Em eventos recentes do setor, a cooperativa foi destacada como parceira em iniciativas que buscam ampliar o uso de arroz agroecológico, promovendo tanto a saúde ambiental quanto melhores condições de renda para as famílias envolvidas.

Cootap prestou uma homenagem a Pedro Munhoz que ajudou na produção da música de 30 anos. Foto: Katia Marko

Reconhecimento político e institucional

A celebração dos 30 anos contou com a presença de autoridades e lideranças políticas, reforçando a articulação da Cootap com diferentes esferas de governo. Estiveram presentes o prefeito de Nova Santa Rita, Rodrigo Battistella, os vereadores Andrea Margarete Fochezatto (PT) e Emerson Giacomelli (PT), o deputado estadual Adão Pretto Filho (PT) e o deputado federal Dionilso Marcon (PT/RS), o superintendente do Instituto Nacional da Reforma Agrária (Incra/RS), Nelson Grasselli, e o secretário de Abastecimento, Cooperativismo e Soberania Alimentar do Ministério do Desenvolvimento Agrário e Agricultura Familiar (MDA), Milton José Fornazieri.
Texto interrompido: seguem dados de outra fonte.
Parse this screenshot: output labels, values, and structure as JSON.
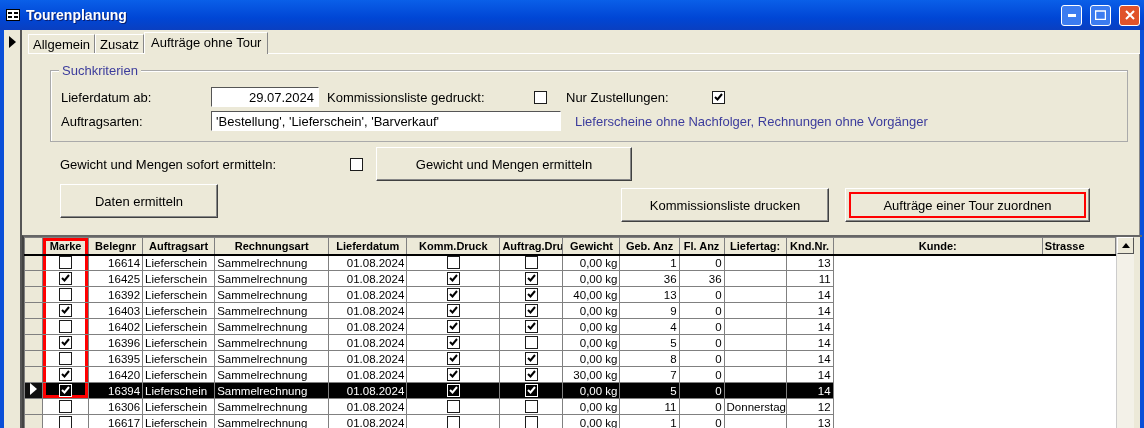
{
  "window": {
    "title": "Tourenplanung"
  },
  "tabs": [
    {
      "label": "Allgemein",
      "selected": false
    },
    {
      "label": "Zusatz",
      "selected": false
    },
    {
      "label": "Aufträge ohne Tour",
      "selected": true
    }
  ],
  "search_criteria": {
    "legend": "Suchkriterien",
    "date_label": "Lieferdatum ab:",
    "date_value": "29.07.2024",
    "printed_label": "Kommissionsliste gedruckt:",
    "printed_checked": false,
    "delivery_label": "Nur Zustellungen:",
    "delivery_checked": true,
    "types_label": "Auftragsarten:",
    "types_value": "'Bestellung', 'Lieferschein', 'Barverkauf'",
    "hint": "Lieferscheine ohne Nachfolger, Rechnungen ohne Vorgänger"
  },
  "immediate": {
    "label": "Gewicht und Mengen sofort ermitteln:",
    "checked": false
  },
  "buttons": [
    {
      "label": "Gewicht und Mengen ermitteln",
      "highlighted": false
    },
    {
      "label": "Daten ermitteln",
      "highlighted": false
    },
    {
      "label": "Kommissionsliste drucken",
      "highlighted": false
    },
    {
      "label": "Aufträge einer Tour zuordnen",
      "highlighted": true
    }
  ],
  "table": {
    "columns": [
      "Marke",
      "Belegnr",
      "Auftragsart",
      "Rechnungsart",
      "Lieferdatum",
      "Komm.Druck",
      "Auftrag.Dru",
      "Gewicht",
      "Geb. Anz",
      "Fl. Anz",
      "Liefertag:",
      "Knd.Nr.",
      "Kunde:",
      "Strasse"
    ],
    "marke_highlighted": true,
    "rows": [
      {
        "selected": false,
        "marke": false,
        "belegnr": "16614",
        "auftragsart": "Lieferschein",
        "rechnungsart": "Sammelrechnung",
        "lieferdatum": "01.08.2024",
        "komm_druck": false,
        "auftrag_druck": false,
        "gewicht": "0,00 kg",
        "geb_anz": "1",
        "fl_anz": "0",
        "liefertag": "",
        "knd_nr": "13"
      },
      {
        "selected": false,
        "marke": true,
        "belegnr": "16425",
        "auftragsart": "Lieferschein",
        "rechnungsart": "Sammelrechnung",
        "lieferdatum": "01.08.2024",
        "komm_druck": true,
        "auftrag_druck": true,
        "gewicht": "0,00 kg",
        "geb_anz": "36",
        "fl_anz": "36",
        "liefertag": "",
        "knd_nr": "11"
      },
      {
        "selected": false,
        "marke": false,
        "belegnr": "16392",
        "auftragsart": "Lieferschein",
        "rechnungsart": "Sammelrechnung",
        "lieferdatum": "01.08.2024",
        "komm_druck": true,
        "auftrag_druck": true,
        "gewicht": "40,00 kg",
        "geb_anz": "13",
        "fl_anz": "0",
        "liefertag": "",
        "knd_nr": "14"
      },
      {
        "selected": false,
        "marke": true,
        "belegnr": "16403",
        "auftragsart": "Lieferschein",
        "rechnungsart": "Sammelrechnung",
        "lieferdatum": "01.08.2024",
        "komm_druck": true,
        "auftrag_druck": true,
        "gewicht": "0,00 kg",
        "geb_anz": "9",
        "fl_anz": "0",
        "liefertag": "",
        "knd_nr": "14"
      },
      {
        "selected": false,
        "marke": false,
        "belegnr": "16402",
        "auftragsart": "Lieferschein",
        "rechnungsart": "Sammelrechnung",
        "lieferdatum": "01.08.2024",
        "komm_druck": true,
        "auftrag_druck": true,
        "gewicht": "0,00 kg",
        "geb_anz": "4",
        "fl_anz": "0",
        "liefertag": "",
        "knd_nr": "14"
      },
      {
        "selected": false,
        "marke": true,
        "belegnr": "16396",
        "auftragsart": "Lieferschein",
        "rechnungsart": "Sammelrechnung",
        "lieferdatum": "01.08.2024",
        "komm_druck": true,
        "auftrag_druck": false,
        "gewicht": "0,00 kg",
        "geb_anz": "5",
        "fl_anz": "0",
        "liefertag": "",
        "knd_nr": "14"
      },
      {
        "selected": false,
        "marke": false,
        "belegnr": "16395",
        "auftragsart": "Lieferschein",
        "rechnungsart": "Sammelrechnung",
        "lieferdatum": "01.08.2024",
        "komm_druck": true,
        "auftrag_druck": true,
        "gewicht": "0,00 kg",
        "geb_anz": "8",
        "fl_anz": "0",
        "liefertag": "",
        "knd_nr": "14"
      },
      {
        "selected": false,
        "marke": true,
        "belegnr": "16420",
        "auftragsart": "Lieferschein",
        "rechnungsart": "Sammelrechnung",
        "lieferdatum": "01.08.2024",
        "komm_druck": true,
        "auftrag_druck": true,
        "gewicht": "30,00 kg",
        "geb_anz": "7",
        "fl_anz": "0",
        "liefertag": "",
        "knd_nr": "14"
      },
      {
        "selected": true,
        "marke": true,
        "belegnr": "16394",
        "auftragsart": "Lieferschein",
        "rechnungsart": "Sammelrechnung",
        "lieferdatum": "01.08.2024",
        "komm_druck": true,
        "auftrag_druck": true,
        "gewicht": "0,00 kg",
        "geb_anz": "5",
        "fl_anz": "0",
        "liefertag": "",
        "knd_nr": "14"
      },
      {
        "selected": false,
        "marke": false,
        "belegnr": "16306",
        "auftragsart": "Lieferschein",
        "rechnungsart": "Sammelrechnung",
        "lieferdatum": "01.08.2024",
        "komm_druck": false,
        "auftrag_druck": false,
        "gewicht": "0,00 kg",
        "geb_anz": "11",
        "fl_anz": "0",
        "liefertag": "Donnerstag",
        "knd_nr": "12"
      },
      {
        "selected": false,
        "marke": false,
        "belegnr": "16617",
        "auftragsart": "Lieferschein",
        "rechnungsart": "Sammelrechnung",
        "lieferdatum": "01.08.2024",
        "komm_druck": false,
        "auftrag_druck": false,
        "gewicht": "0,00 kg",
        "geb_anz": "1",
        "fl_anz": "0",
        "liefertag": "",
        "knd_nr": "13"
      }
    ]
  }
}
Para o prefeito Rodrigo Battistella, a cooperativa simboliza os valores da agricultura familiar no município, destacando sua contribuição para o desenvolvimento sustentável local.

Deputado Marcon destacou a trajetória da cooperativa na produção de alimentos e no fortalecimento da agricultura familiar ao longo de três décadas. Foto: Katia Marko

Contribuições sociais e econômicas

A atuação da Cootap vai além da produção de alimentos. A cooperativa tem participado de programas estruturados de aquisição institucional, como o Programa de Aquisição de Alimentos (PAA), em parceria com a Companhia Nacional de Abastecimento (Conab), que torna possível a doação de alimentos produzidos por assentados para entidades que atendem famílias em situação de vulnerabilidade.
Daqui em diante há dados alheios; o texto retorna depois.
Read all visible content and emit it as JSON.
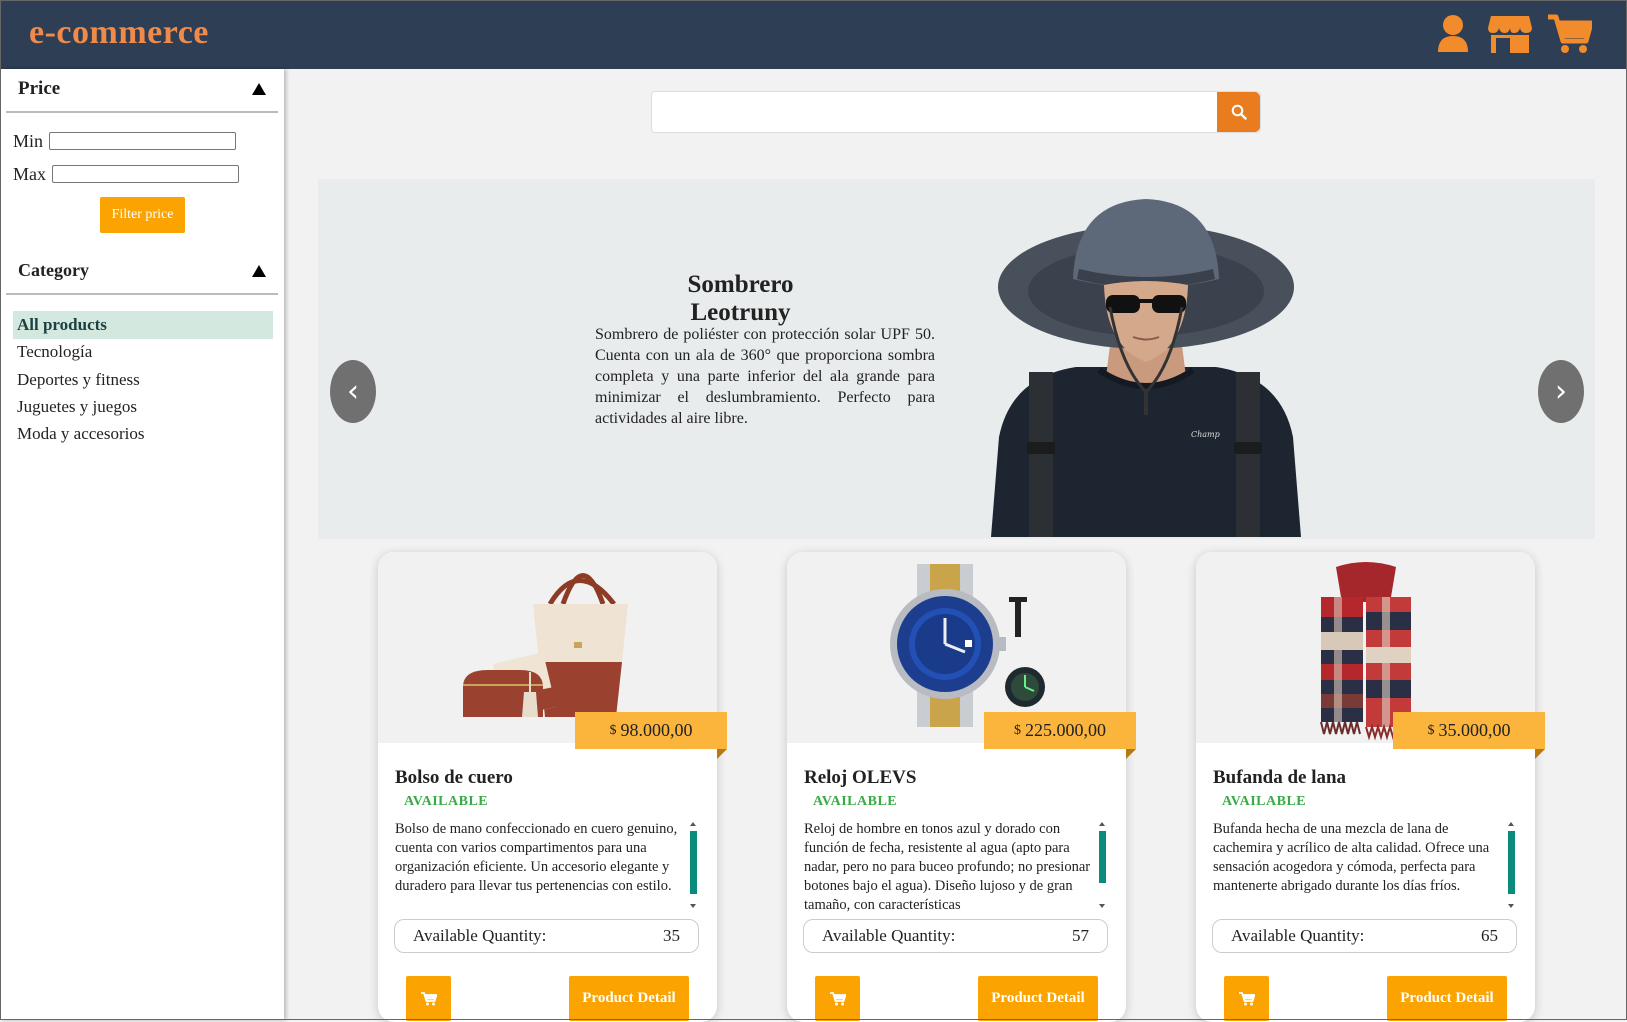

Projetos conjuntos entre cooperativas da Reforma Agrária têm resultado em centenas de toneladas de alimentos destinados a comunidades urbanas e rurais, beneficiando milhares de pessoas e fortalecendo laços de solidariedade e mercado popular.
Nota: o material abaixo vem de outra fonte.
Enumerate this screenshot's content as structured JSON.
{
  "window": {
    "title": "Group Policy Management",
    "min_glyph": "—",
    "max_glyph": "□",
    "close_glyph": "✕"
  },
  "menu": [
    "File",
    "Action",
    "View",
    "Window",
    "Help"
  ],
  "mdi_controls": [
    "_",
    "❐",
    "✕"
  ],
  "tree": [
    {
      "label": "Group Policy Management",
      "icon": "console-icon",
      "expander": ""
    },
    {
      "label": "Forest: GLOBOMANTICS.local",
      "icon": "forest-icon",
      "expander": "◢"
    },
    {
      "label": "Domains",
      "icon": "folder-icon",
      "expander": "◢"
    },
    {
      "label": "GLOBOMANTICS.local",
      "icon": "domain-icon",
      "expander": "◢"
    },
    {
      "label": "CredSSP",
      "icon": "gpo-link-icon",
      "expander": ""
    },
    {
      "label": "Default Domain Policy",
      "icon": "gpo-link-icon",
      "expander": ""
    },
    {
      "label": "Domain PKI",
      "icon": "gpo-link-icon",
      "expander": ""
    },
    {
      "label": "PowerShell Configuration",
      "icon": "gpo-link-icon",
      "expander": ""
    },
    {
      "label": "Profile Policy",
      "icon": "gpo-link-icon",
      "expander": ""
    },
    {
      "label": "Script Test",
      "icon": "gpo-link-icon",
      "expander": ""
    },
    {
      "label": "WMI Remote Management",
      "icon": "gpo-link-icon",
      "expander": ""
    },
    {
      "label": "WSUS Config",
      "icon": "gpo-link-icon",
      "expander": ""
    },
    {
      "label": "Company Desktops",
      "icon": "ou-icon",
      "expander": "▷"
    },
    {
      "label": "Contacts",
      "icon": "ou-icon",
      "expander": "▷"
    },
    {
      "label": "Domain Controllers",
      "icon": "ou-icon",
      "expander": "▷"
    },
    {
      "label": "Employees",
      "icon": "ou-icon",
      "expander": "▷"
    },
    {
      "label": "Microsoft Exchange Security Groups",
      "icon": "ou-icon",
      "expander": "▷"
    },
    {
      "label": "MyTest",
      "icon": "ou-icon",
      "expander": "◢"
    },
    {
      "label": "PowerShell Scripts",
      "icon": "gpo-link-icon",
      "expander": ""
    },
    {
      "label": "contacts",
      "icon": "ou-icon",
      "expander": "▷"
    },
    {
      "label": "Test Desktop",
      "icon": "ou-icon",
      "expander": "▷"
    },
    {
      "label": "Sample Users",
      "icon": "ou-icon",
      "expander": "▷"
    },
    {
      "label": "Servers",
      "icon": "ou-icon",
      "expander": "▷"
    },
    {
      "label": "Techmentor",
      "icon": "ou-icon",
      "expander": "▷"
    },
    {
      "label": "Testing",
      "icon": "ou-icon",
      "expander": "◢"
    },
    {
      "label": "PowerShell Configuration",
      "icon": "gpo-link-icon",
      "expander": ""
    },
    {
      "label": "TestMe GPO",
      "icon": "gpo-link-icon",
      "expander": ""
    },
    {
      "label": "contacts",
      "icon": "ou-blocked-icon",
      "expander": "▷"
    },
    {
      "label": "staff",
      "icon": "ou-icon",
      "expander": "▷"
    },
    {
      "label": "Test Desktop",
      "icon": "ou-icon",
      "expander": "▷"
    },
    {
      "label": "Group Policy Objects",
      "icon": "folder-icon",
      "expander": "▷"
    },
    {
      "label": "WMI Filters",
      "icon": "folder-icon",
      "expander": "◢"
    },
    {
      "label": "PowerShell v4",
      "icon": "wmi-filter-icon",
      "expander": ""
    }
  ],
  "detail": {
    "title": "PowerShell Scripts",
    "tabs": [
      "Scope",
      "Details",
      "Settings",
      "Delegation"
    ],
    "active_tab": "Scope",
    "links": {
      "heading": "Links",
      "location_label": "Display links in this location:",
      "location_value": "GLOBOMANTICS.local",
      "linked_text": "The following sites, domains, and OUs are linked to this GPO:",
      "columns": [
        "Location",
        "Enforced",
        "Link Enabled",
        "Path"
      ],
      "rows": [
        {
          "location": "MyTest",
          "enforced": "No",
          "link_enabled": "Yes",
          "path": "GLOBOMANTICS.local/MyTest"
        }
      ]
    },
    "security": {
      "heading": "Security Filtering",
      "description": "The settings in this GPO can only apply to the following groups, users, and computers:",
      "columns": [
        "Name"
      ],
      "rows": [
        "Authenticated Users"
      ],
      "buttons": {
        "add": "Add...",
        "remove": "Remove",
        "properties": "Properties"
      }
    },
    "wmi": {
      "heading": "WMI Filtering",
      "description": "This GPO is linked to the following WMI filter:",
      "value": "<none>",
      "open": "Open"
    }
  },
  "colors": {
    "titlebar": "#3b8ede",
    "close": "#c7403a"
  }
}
Deputado estadual Adão Pretto Filho também celebrou a força do cooperativismo. Foto: Katia Marko

Perspectivas e permanência no campo

Ao completar 30 anos, a Cootap enfrenta um contexto marcado por desafios econômicos, mudanças nas políticas agrícolas e pressões de mercado, mas também por conquistas significativas na estruturação de cadeias produtivas coletivas. A cooperação entre assentados, a expansão de produtos orgânicos e a articulação com políticas públicas de apoio à agricultura familiar são alguns dos elementos que, segundo participantes do evento, apontam para a continuidade e ampliação das atividades da cooperativa nas próximas décadas.

O superintendente do Instituto Nacional da Reforma Agrária (Incra/RS), Nelson Grasselli, paabenizou a organização coletiva de agricultores assentados. Foto: Katia Marko

O encontro no Assentamento Capela não foi apenas uma celebração histórica, foi também um momento de reafirmação de um modelo de organização coletiva que busca integrar produção, sustentabilidade e inclusão social no campo brasileiro. Com base nos desafios superados e nas estratégias construídas, a Cootap segue projetando sua contribuição para a agricultura familiar, sem perder de vista o compromisso com práticas agroecológicas e a valorização do trabalho coletivo.